Bostonians would hear pretty much the same kind of programs: Munch's devotion to the moderns is second only to Koussevitzky's. But they would find it a little harder to know the man than his music. Munch's easy assurance on the podium is matched by an often moody shyness away from it.
After concerts he usually hurries out of the greenroom, nods to the waiting knot of well-wishers, then pops into his black Oldsmobile sedan for a dash home to Brush Hill Road in suburban Milton (the former home of the late Bishop William Lawrence). Only when he reaches the sanctuary of his second-story study, with Roger, his chauffeur-valet of 20 years' service hovering around him, does he seem to draw a relaxed breath.
He likes Americans but he is slightly afraid of tackling large groups of them, partly because of language difficulties. So far he has been to only two Boston parties; once there, he charmed everyone he met. He likes to take short walks around the neighborhood with his Welsh terrier
Pompey, once stopped to help a neighbor rake the leaves off his lawn.
Summers in Paris. But most of the time, Charles Munch likes to work over scores at his small kidney-shaped desk or at the spinet piano in his study.

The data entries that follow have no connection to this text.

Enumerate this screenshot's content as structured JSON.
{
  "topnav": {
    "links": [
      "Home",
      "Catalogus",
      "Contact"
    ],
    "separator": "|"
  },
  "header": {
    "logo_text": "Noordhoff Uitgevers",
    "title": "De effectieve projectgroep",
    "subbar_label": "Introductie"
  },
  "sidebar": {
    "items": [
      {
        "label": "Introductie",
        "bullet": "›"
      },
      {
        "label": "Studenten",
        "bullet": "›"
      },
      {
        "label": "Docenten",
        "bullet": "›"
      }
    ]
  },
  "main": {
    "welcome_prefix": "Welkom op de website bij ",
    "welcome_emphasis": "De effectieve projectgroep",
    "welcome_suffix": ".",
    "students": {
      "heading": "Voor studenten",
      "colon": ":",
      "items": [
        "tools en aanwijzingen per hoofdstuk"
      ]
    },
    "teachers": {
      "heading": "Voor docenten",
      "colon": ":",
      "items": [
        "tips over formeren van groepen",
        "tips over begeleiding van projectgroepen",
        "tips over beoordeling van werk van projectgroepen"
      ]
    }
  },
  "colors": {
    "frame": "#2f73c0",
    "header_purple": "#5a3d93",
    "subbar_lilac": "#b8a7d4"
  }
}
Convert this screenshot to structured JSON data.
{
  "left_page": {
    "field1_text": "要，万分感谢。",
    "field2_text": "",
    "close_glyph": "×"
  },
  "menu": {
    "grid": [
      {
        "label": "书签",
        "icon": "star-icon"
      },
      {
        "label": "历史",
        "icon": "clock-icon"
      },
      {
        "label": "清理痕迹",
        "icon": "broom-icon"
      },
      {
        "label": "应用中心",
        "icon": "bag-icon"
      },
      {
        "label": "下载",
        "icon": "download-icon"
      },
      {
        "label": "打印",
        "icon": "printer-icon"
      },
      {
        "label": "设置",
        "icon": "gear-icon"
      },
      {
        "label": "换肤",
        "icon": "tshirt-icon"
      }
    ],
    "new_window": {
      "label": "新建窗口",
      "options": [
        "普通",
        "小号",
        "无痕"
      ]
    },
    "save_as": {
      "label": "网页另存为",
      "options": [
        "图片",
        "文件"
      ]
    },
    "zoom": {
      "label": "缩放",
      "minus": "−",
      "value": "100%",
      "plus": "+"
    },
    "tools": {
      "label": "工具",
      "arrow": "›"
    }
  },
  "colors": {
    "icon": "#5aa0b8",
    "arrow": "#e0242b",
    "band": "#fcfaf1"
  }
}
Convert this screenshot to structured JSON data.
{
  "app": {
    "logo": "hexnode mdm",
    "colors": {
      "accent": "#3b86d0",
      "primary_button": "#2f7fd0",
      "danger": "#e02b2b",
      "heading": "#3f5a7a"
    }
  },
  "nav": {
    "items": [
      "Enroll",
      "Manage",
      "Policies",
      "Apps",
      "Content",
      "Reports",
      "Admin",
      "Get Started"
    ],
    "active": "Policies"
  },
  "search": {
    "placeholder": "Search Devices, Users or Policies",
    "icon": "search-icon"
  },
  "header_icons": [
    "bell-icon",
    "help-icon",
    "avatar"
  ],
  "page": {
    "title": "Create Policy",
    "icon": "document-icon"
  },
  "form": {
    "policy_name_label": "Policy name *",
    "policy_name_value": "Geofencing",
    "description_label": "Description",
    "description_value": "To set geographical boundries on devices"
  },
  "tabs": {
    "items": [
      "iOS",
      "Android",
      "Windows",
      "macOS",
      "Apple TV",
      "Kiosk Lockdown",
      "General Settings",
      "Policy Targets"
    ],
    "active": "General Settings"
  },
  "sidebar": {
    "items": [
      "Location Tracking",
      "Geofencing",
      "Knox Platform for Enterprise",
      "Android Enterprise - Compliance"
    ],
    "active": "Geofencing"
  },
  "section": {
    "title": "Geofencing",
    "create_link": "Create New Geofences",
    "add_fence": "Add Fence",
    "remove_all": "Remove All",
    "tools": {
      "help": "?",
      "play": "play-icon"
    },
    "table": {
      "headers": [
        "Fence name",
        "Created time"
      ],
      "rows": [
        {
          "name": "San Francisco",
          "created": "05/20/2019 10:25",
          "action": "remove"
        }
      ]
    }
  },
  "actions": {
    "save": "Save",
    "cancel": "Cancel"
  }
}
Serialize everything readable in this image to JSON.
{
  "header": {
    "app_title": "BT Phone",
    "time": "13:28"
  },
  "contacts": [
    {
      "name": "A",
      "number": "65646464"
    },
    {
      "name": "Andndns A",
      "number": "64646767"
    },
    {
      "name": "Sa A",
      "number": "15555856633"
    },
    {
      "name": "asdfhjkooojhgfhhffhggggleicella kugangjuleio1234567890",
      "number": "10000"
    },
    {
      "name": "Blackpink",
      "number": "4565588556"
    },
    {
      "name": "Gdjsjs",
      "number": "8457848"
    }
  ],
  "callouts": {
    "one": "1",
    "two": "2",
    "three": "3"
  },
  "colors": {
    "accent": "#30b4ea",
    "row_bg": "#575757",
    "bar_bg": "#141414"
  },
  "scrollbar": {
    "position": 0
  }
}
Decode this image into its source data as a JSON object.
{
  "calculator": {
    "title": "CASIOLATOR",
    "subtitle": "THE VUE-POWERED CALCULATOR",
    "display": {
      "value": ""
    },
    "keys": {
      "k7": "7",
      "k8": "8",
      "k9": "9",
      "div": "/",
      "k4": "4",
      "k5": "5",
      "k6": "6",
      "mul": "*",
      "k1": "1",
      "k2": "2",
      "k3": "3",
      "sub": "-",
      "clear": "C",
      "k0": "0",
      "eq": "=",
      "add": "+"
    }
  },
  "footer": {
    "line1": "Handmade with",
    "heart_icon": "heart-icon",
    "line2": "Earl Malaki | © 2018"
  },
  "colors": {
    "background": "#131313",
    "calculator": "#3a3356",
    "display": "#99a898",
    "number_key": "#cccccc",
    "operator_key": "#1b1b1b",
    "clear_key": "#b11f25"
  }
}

On mornings when there is a rehearsal, he gets up at 8, eats an unusually hearty breakfast of bacon, scrambled eggs and tea (says Madame Munch: "In Boston we have not yet found good bread"). After rehearsals, if he has no engagement in town, he scoots back to the quiet of Brush Hill Road for luncheon.
He has already developed a taste for a Boston specialty, New England clam chowder, but his favorite dishes are still pot-au-feu and kidneys cooked with Chablis. "You see," says Madame Munch, "he has a modest taste." He likes a good nip of Scotch, is amazed that he has been unable to find good Alsatian vintages in the U.S.
Once a year, however, as long as he keeps the Boston conductorship, Munch expects to go back where they know about such things. His two-year contract (with an optional third) allows him plenty of free time in the summers, and he and Madame Munch plan to spend their vacations in Paris.
There are many things to draw him there. He is an enthusiastic amateur Egyptologist; his 14-room apartment near the Bois de Boulogne is cluttered with Egyptian statuettes and old Dutch etchings. He also likes to take an occasional lesson in "harmonious coordination of mind and body" at Madame Codreano's "Center for Psycho-Motor Education" (see cut). But he is fascinated with the U.S. and pleased with the thought of staying a while. Moreover, if Conductor Munch grows on Boston, as last week seemed very likely, it was quite possible that Frenchman Munch might develop a taste for the beer, the bread and the beans.
*The others: Amsterdam's Concertgebouw, the Philadelphia Orchestra, the Vienna Philharmonic.